Left-wing candidate François Hollande has defeated incumbent Nicolas Sarkozy in Sunday’s runoff, becoming the first Socialist to win a French presidential election since François Mitterrand in 1988.
 
France’s newly-elected President Francois Hollande (L) celebrates on stage with his companion Valerie Trierweiler after results in the second round vote of the 2012 French presidential elections in Tulle May 6, 2012. France voted in elections on Sunday and Francois Hollande becomes the nation’s first Socialist president in 17 years. REUTERS/Regis Duvignau
 
By Steven Erlanger and Nicola Clark 
The New York Times
 
PARIS — François Hollande swept into office on Sunday, becoming the first Socialist to be elected president of France since François Mitterrand left office in 1995.
 
Mr. Hollande’s campaign promised a kinder, gentler, more inclusive France, but his victory over President Nicolas Sarkozy will also be seen as a challenge to the German-dominated policy of economic austerity in the euro zone, which is suffering from recession and record unemployment.
 
French voters may not like the belt-tightening, but both Mr. Hollande and Mr. Sarkozy had promised to balance the budget in the next five years.
 
Domestically, the vote was considered to be a rejection of Mr. Sarkozy and his effort to appeal to the voters of the far right National Front. Mr. Sarkozy is the first incumbent to be ousted since Valéry Giscard d’Estaing lost to Mr. Mitterrand in 1981.
 
With about half the votes counted, preliminary results released by the Interior Ministry shortly after the last polling stations closed at 8 p.m. showed Mr. Hollande had secured about 51 percent of the vote, while Mr. Sarkozy, of the center-right Union for a Popular Movement, had about 49 percent. The results were slightly closer than expected.
 
Mr. Sarkozy thanked “the millions of French who voted for me,” but said he accepted “total responsibility” for Sunday’s results.
 
Mr. Hollande will make an early visit to Berlin. Ms. Merkel spent Sunday watching the results of state elections in Schleswig-Holstein, where exit polls indicated that her party was losing a fight to hold on to the state Parliament.
 
With another election coming on May 13 in North Rhine-Westphalia State, Ms. Merkel is not viewed as having much room domestically to compromise on crucial economic issues.
 
Mr.
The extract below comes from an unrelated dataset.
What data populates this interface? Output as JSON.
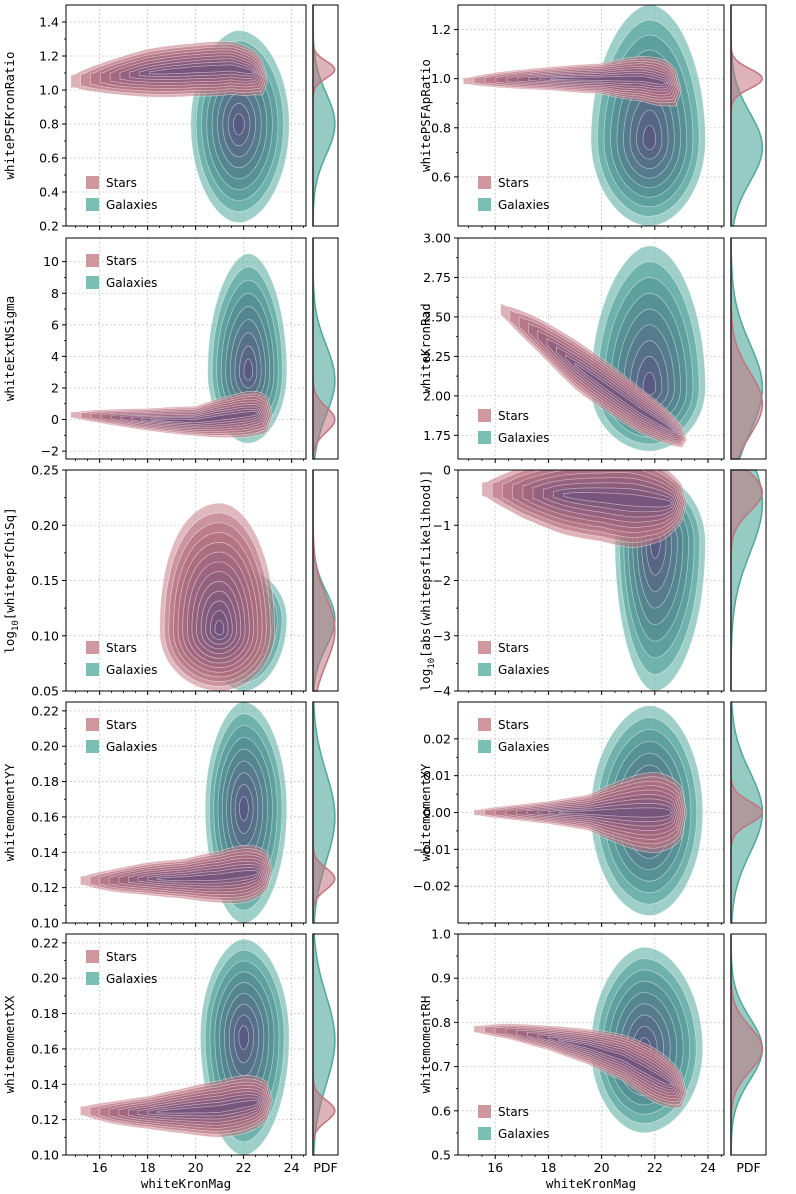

Sarkozy is the latest of a string of European incumbents, from both the left and the right, to lose in a larger popular revolt against budget-cutting and tax increased during a time of recession and high unemployment.
 
Mr. Hollande has said he intends to give “a new direction to Europe,” demanding that a European Union treaty limiting debt be expanded to include measures to produce economic growth.